STATE OF WISCONSIN
LABOR AND INDUSTRY REVIEW COMMISSION
P O BOX 8126, MADISON, WI 53708-8126 (608/266-9850)

FREDRICK WATKINS, Employee

CORNWELL PERSONNEL  ASSOCIATES LTD, Employer

UNEMPLOYMENT INSURANCE DECISION
Hearing No. 03600848MW


An administrative law judge (ALJ) for the Division of Unemployment Insurance of the Department of Workforce Development issued a decision in this matter. A timely petition for review was filed.

The commission has considered the petition and the positions of the parties, and it has reviewed the evidence submitted to the ALJ. Based on its review, the commission makes the following:

FINDINGS OF FACT AND CONCLUSIONS OF LAW

The employee worked in temporary assignments for the employer, a staffing agency, from December 3, 2001, to February 14, 2002; and from February 19- March 17, 2002. After March 17, the employee regularly telephoned the employer, until some time in October or November of 2002, to determine if there was work available for him.

Prior to December 16, 2002, an assignment became available for the employee, and the employer telephoned the number where the employee received messages, and left messages for the employee to return the call but he failed to do so.

As a result, in a letter dated and postmarked on December 16, 2002, the employer offered the employee a third-shift general laborer position paying $8.10 per hour. This letter was sent by certified mail/restricted delivery, and the post office records indicate that delivery was attempted but unsuccessful on December 17 and 24, 2002, and January 2, 2003, and the letter was then returned to the employer.

The employee next worked in an assignment for the employer on January 26 and 27, 2003.

Wisconsin Statutes § 108.04(8)(c) provides in relevant part as follows:

If an employee fails, without good cause, to return to work with a former employer that recalls the employee within 52 weeks after the employee last worked for that employer, the employee is ineligible to receive benefits . If an employee receives actual notice of a recall to work, par. (a) applies in lieu of this paragraph.

It is undisputed that the employee did not receive actual notice of the recall. The question presented by § 108.04(8)(c), then, is whether the employee was "duly recalled" by the employer.
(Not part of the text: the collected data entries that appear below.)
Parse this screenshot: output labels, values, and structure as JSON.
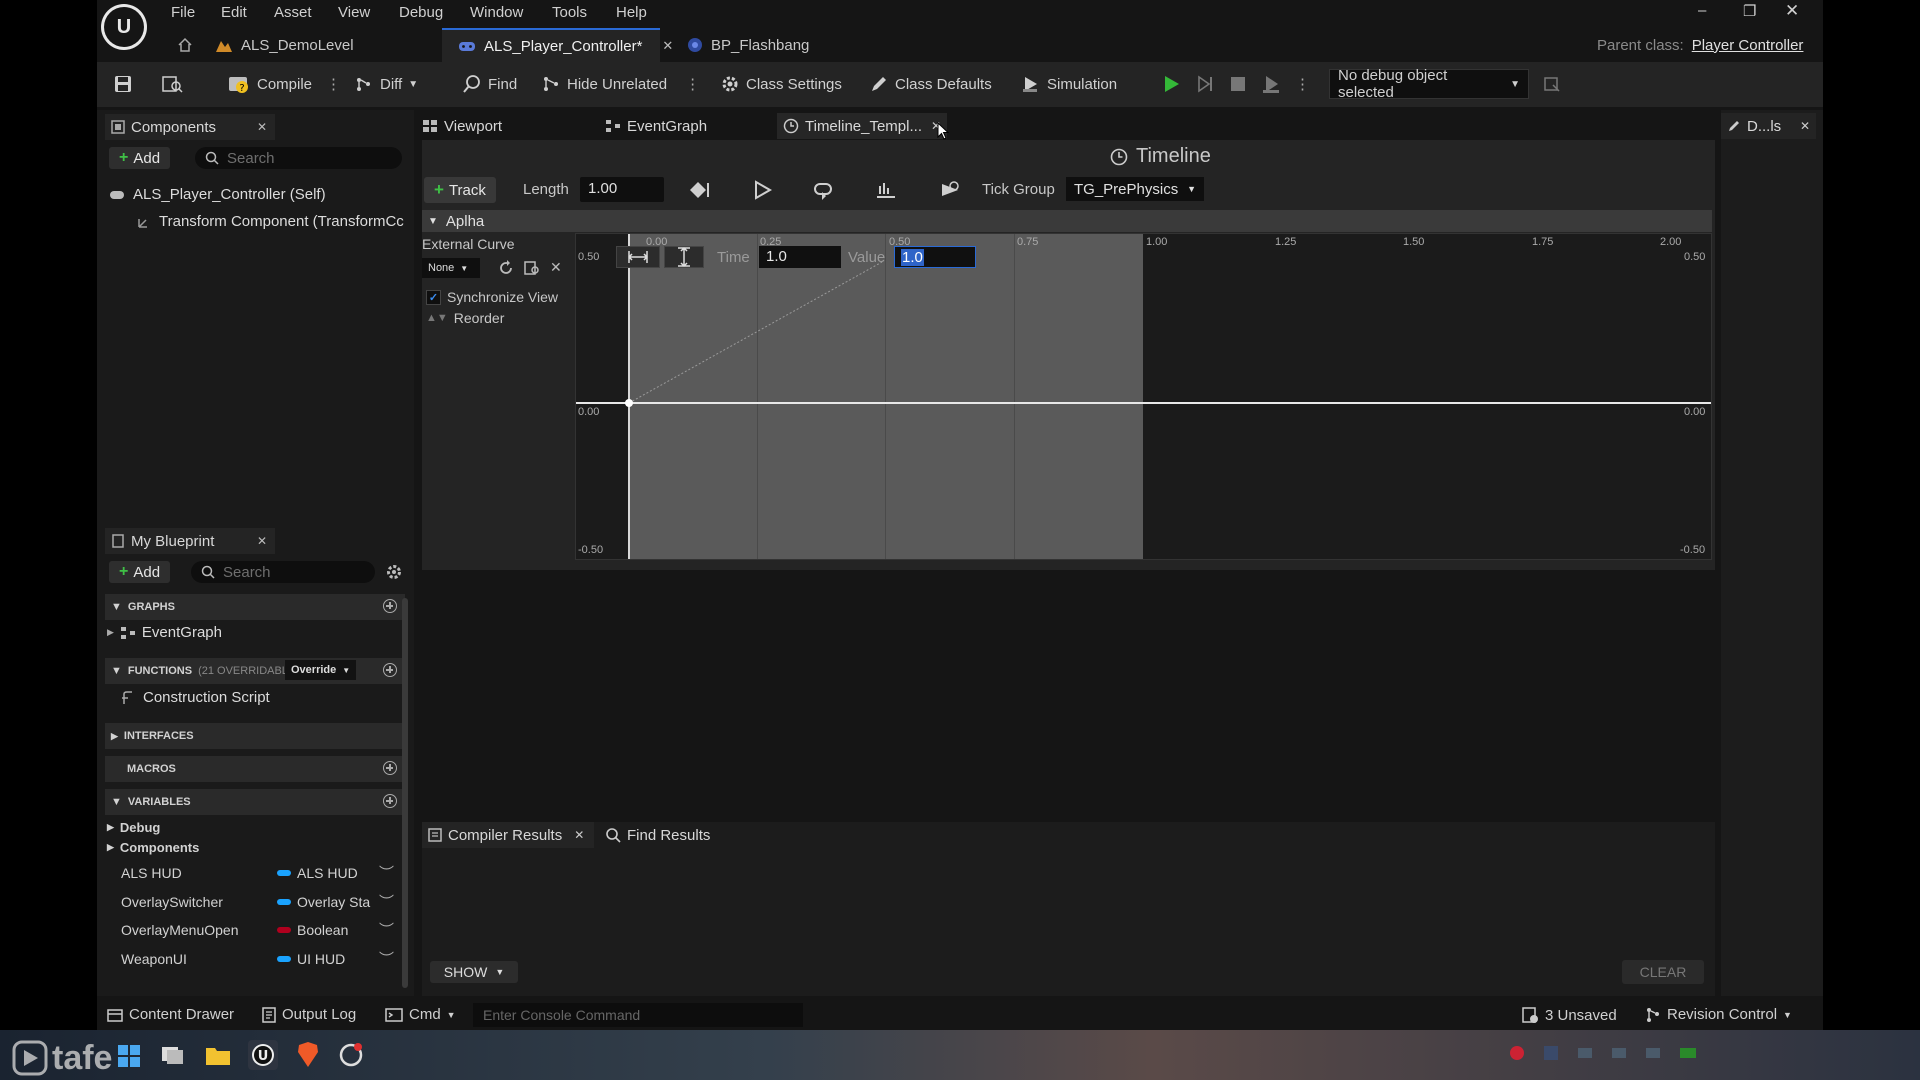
{
  "menu": [
    "File",
    "Edit",
    "Asset",
    "View",
    "Debug",
    "Window",
    "Tools",
    "Help"
  ],
  "window_controls": {
    "minimize": "–",
    "restore": "❐",
    "close": "✕"
  },
  "tabs": {
    "level": "ALS_DemoLevel",
    "active": "ALS_Player_Controller*",
    "other": "BP_Flashbang",
    "parent_class_label": "Parent class:",
    "parent_class_value": "Player Controller"
  },
  "toolbar": {
    "compile": "Compile",
    "diff": "Diff",
    "find": "Find",
    "hide_unrelated": "Hide Unrelated",
    "class_settings": "Class Settings",
    "class_defaults": "Class Defaults",
    "simulation": "Simulation",
    "debug_object": "No debug object selected"
  },
  "components_panel": {
    "title": "Components",
    "add": "Add",
    "search_placeholder": "Search",
    "items": [
      "ALS_Player_Controller (Self)",
      "Transform Component (TransformCc"
    ]
  },
  "my_blueprint": {
    "title": "My Blueprint",
    "add": "Add",
    "search_placeholder": "Search",
    "graphs": "GRAPHS",
    "eventgraph": "EventGraph",
    "functions": "FUNCTIONS",
    "functions_count": "(21 OVERRIDABLI",
    "override": "Override",
    "construction_script": "Construction Script",
    "interfaces": "INTERFACES",
    "macros": "MACROS",
    "variables": "VARIABLES",
    "var_groups": [
      "Debug",
      "Components"
    ],
    "var_list": [
      {
        "name": "ALS HUD",
        "type": "ALS HUD",
        "color": "#1aa3ff"
      },
      {
        "name": "OverlaySwitcher",
        "type": "Overlay Sta",
        "color": "#1aa3ff"
      },
      {
        "name": "OverlayMenuOpen",
        "type": "Boolean",
        "color": "#b0001e"
      },
      {
        "name": "WeaponUI",
        "type": "UI HUD",
        "color": "#1aa3ff"
      }
    ]
  },
  "editor_tabs": {
    "viewport": "Viewport",
    "eventgraph": "EventGraph",
    "timeline": "Timeline_Templ...",
    "details": "D...ls"
  },
  "timeline": {
    "title": "Timeline",
    "track": "Track",
    "length_label": "Length",
    "length_value": "1.00",
    "tick_group_label": "Tick Group",
    "tick_group_value": "TG_PrePhysics",
    "track_name": "Aplha",
    "external_curve": "External Curve",
    "none": "None",
    "sync_view": "Synchronize View",
    "reorder": "Reorder",
    "time_label": "Time",
    "time_value": "1.0",
    "value_label": "Value",
    "value_value": "1.0",
    "x_ticks": [
      "0.00",
      "0.25",
      "0.50",
      "0.75",
      "1.00",
      "1.25",
      "1.50",
      "1.75",
      "2.00"
    ],
    "y_left": [
      "0.50",
      "0.00",
      "-0.50"
    ],
    "y_right": [
      "0.50",
      "0.00",
      "-0.50"
    ]
  },
  "bottom_panel": {
    "compiler_results": "Compiler Results",
    "find_results": "Find Results",
    "show": "SHOW",
    "clear": "CLEAR"
  },
  "statusbar": {
    "content_drawer": "Content Drawer",
    "output_log": "Output Log",
    "cmd": "Cmd",
    "console_placeholder": "Enter Console Command",
    "unsaved": "3 Unsaved",
    "revision_control": "Revision Control"
  },
  "watermark": "tafe"
}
An individual is duly recalled when an employer has followed the contractual procedure or has made a reasonable effort to get notice of the recall to the claimant but was unable to contact the claimant. O'Keefe v. ANR Advance Transportation Co., Inc., UI Hearing No. 98603648MW (LIRC Jan. 29, 1999). In the absence of a contractual procedure, notifying an employee by certified letter is a reasonable method for notifying a worker that work is available. Robinson v. P. A. Staffing Service, Inc., UI Hearing No. 99605379MW (LIRC Oct. 28, 1999). See, also, Hoffman v. Milwaukee Valve Co., Inc., UI Hearing No. 90-001317MD (LIRC Aug. 13, 1990); Plasky v. Crescent Woolen Mills, UI Hearing No. 98402241MW (LIRC March 31, 1999)(a recall letter sent to an employee's last known address by first class mail constitutes reasonable notice).

The commission concludes, under the circumstances present here, that leaving telephone messages at the number utilized by the employee to receive messages and sending a certified letter to the employee's mailing address constituted a reasonable effort by the employer to get notice of recall to the employee.
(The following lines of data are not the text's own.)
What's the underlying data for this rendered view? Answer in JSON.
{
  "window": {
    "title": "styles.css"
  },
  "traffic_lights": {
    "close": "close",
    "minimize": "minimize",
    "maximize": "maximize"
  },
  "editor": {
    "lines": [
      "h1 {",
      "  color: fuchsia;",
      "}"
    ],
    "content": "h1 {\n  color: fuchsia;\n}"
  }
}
According to the applicable COED report (exhibit #4), the terms of the employer's offer were not substantially less favorable to the employee than those prevailing for similar work in the employee's labor market area, and, as a result, the employee did not have good cause, within the meaning of Wis. Stat. § 108.04(9), to refuse the offer of work.

The Commission therefore finds that in week 52 of 2002, the employee failed, without good cause, to return to work with a former employer that had recalled the employee within 52 weeks after having last worked for that employer, within the meaning of sec. 108.04(8)(c), Stats.

The Commission further finds that the employee was paid benefits in the amount of $1,448, for which he was not eligible and to which he was not entitled, within the meaning of sec. 108.03(1), Stats. Pursuant to sec. 108.22(8)(a), Stats., he is required to repay such sum to the Unemployment Reserve Fund.

Finally, the commission finds that waiver of benefit recovery is not required under Wis. Stat. § 108.22 (8)(c).

DECISION

The decision of the administrative law judge is reversed. Accordingly, the employee is ineligible for benefits beginning in week 52 of 2002, and until seven weeks have elapsed since the end of the week in which the failure occurred and he has earned wages in covered employment performed after the week of the failure equaling at least 14 times his weekly benefit rate which would have been paid had the failure not occurred. He is required to repay the sum of $1,448 to the Unemployment Reserve Fund.

Dated and mailed August 13, 2003
watkifr . urr : 115 : 1  AA 110

/s/ David B. Falstad, Chairman

/s/ James T. Flynn, Commissioner

/s/ Robert Glaser, Commissioner


NOTE: The commission did not consult with the administrative law judge since its reversal of his decision did not rely upon a different view as to the credibility of the witnesses, but instead upon a different interpretation of the applicable law.